Exploring multi-deformation mechanism and control of arc thin-walled structures during supercritical CO2 assisted micro milling

Abstract

Titanium alloys are extensively utilized due to their exceptional corrosion resistance, high specific strength, temperature resilience, and biocompatibility. However, the challenges such as poor thermal conductivity, pronounced micro-machining size effects, and the sensitivity of micro-thin wall structures to residual stress complicate the machining of titanium alloy micro-thin walls. This paper investigates the use of supercritical CO₂ to assist in arc micro-thin wall milling experiments of titanium alloys, aiming to elucidate the influence of various process parameters on micro-milling performance. The mesoscale prediction model developed in this study shows that the time-varying and static deflection deformations of micro-thin walls cooled by supercritical CO₂ are approximately half of those observed under dry cutting conditions. To compare and optimize micro-milling performance metrics, an RVEA-entropy weight TOPSIS optimization scheme was developed, and combined with several high-dimensional multi-objective optimization algorithms.
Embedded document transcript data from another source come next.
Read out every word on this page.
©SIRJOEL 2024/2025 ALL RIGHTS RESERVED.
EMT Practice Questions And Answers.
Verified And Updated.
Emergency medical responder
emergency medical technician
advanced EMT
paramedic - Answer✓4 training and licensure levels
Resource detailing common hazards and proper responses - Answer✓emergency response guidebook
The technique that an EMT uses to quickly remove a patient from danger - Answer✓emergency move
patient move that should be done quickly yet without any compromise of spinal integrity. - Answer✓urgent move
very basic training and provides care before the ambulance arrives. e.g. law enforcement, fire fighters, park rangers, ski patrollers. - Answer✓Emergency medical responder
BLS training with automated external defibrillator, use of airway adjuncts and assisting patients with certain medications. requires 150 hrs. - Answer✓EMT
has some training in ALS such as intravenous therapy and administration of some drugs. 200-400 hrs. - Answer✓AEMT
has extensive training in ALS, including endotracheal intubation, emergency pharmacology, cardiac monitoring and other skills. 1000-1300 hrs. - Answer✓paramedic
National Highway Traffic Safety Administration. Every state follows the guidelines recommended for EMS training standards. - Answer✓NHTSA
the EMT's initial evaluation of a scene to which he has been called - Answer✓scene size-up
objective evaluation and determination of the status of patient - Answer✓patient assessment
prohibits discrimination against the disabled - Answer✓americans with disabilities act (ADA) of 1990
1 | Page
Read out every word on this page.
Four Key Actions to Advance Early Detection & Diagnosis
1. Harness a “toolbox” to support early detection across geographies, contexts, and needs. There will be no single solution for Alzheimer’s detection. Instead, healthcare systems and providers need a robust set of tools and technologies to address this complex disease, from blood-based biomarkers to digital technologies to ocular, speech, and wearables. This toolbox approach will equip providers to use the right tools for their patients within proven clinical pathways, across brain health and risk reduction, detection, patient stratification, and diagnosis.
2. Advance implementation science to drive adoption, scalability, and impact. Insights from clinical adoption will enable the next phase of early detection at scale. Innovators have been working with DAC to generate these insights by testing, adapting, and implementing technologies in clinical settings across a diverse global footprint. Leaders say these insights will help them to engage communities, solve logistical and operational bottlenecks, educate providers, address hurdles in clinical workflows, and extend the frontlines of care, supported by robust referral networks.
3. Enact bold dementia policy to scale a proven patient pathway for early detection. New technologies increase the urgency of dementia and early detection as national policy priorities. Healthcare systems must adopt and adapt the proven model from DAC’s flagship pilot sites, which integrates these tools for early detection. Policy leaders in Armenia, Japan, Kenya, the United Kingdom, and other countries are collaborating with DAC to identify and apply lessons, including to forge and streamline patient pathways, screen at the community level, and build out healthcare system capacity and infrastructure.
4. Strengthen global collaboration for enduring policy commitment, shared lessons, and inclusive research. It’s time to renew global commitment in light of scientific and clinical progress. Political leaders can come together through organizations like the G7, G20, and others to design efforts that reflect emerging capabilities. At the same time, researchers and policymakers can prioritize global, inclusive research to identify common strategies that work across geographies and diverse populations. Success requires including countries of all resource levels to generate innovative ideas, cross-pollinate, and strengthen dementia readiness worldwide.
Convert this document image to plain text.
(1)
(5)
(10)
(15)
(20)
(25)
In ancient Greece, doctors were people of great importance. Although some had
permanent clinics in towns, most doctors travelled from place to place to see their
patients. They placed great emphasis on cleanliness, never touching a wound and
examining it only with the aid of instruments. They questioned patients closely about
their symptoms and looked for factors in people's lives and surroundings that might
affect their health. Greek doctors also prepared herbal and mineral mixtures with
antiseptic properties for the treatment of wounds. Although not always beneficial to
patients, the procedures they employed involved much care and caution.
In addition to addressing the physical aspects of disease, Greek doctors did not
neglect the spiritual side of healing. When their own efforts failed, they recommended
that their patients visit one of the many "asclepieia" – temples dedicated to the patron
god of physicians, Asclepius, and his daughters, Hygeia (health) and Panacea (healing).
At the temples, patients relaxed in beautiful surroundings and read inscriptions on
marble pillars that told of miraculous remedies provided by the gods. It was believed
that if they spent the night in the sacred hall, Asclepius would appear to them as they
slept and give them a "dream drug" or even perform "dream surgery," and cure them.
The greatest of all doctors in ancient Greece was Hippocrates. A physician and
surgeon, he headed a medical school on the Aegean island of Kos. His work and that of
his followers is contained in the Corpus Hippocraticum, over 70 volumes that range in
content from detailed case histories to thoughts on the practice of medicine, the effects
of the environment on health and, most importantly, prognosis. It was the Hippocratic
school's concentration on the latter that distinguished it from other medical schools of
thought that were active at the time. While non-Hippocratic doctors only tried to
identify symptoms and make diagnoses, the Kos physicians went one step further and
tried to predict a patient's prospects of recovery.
Integrating this with micro-milling finite element model, an iterative optimization and reverification strategy was proposed. The optimized parameters combination achieved through this method reduced micro-milling force, top deformation, and side deformation by 32.5 %, 24.6 %, and 24.3 %, respectively. The research approach and optimization strategy presented in this paper offer valuable insights for enhancing the machining precision of mesoscale titanium alloy micro-thin-wall structures.